European consumer focused businesses do not scale easily the same way US ones do, which is a major contributor to their problems developing tech businesses generally.
OTOH such things can be quite defensible, they just rarely become anything like as profitable.
Maybe, but using state-of-the-art large language models to solve customer support queries with agentic can quickly use a lot of tokens. What I understood from the talk is that they used agents with limited responsibility and (assumption from me) smaller models, to the make sure the answers were quick, reliable and not too costly.

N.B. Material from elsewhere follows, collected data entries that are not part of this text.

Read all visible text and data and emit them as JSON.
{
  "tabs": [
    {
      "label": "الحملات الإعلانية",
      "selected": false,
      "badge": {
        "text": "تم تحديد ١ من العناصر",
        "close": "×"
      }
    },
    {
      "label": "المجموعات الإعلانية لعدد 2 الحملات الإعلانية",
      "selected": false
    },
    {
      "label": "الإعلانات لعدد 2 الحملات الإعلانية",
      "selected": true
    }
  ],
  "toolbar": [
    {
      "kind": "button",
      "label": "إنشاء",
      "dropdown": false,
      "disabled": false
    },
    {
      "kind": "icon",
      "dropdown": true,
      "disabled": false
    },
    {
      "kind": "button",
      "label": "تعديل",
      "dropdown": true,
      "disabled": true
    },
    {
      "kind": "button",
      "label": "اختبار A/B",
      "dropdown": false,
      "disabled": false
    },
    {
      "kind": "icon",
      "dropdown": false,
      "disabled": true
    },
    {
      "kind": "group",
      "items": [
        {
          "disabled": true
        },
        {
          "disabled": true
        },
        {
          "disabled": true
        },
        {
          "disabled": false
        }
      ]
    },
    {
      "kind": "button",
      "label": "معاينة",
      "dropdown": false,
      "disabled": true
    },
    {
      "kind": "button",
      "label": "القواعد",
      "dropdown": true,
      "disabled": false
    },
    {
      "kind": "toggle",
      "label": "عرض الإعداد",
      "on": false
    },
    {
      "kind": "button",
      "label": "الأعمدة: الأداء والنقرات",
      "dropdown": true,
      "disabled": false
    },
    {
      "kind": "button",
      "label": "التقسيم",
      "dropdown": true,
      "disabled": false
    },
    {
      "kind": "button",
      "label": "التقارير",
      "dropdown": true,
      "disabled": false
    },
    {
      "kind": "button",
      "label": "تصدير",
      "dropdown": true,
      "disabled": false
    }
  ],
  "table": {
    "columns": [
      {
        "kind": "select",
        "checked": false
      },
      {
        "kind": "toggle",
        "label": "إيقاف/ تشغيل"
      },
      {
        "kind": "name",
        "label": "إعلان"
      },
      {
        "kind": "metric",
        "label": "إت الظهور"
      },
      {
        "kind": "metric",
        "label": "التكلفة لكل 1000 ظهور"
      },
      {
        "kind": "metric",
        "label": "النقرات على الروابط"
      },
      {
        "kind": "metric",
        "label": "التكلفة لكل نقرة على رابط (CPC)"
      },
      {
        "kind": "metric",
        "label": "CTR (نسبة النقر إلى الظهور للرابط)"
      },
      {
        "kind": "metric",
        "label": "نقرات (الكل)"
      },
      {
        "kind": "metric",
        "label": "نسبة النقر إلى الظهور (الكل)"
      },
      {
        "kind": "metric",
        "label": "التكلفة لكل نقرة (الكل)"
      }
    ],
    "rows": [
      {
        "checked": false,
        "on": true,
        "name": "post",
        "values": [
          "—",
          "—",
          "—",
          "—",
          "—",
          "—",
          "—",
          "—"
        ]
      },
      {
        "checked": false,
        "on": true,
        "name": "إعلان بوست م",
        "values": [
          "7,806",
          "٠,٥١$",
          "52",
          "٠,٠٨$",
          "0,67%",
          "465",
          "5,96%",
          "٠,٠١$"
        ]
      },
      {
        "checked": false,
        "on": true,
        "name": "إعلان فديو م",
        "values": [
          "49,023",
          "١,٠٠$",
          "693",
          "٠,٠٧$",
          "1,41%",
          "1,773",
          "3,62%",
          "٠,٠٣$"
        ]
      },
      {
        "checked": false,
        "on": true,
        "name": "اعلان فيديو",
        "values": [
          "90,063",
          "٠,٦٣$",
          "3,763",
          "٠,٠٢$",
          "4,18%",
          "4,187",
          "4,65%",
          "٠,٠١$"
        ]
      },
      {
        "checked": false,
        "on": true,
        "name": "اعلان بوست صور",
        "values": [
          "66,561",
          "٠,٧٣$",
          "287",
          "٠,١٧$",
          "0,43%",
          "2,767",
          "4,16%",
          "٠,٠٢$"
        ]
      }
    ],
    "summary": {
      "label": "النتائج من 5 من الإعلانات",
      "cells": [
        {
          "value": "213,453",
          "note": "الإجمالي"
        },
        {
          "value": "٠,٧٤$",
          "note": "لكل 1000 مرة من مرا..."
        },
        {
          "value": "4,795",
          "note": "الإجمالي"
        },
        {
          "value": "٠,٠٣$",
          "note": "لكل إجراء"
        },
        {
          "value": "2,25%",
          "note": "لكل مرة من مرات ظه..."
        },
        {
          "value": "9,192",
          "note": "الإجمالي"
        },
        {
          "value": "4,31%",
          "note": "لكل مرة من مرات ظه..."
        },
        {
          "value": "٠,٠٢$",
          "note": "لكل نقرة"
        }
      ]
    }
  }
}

There are several payments processing companies that are already largely using AI for customer support queries. They still have an escape hatch to a human but at least one of those companies (on the smaller side) is reporting a ~99% success rate, they are down to a handful of human customer service employees now for cases where the customer can't find/produce the transaction ID.
I was at the event, and was impressed by the attendance, all the leaders from the major european listed companies were there.
Also interesting to note the number of partners they invited. Going from Microsoft, Accenture and EY to startups like alpic.ai or lingo.dev . Seems like they are ramping up their M&A game too
As an European: 100x YES!
I really like the direction and the transparency of Mistral, among those players.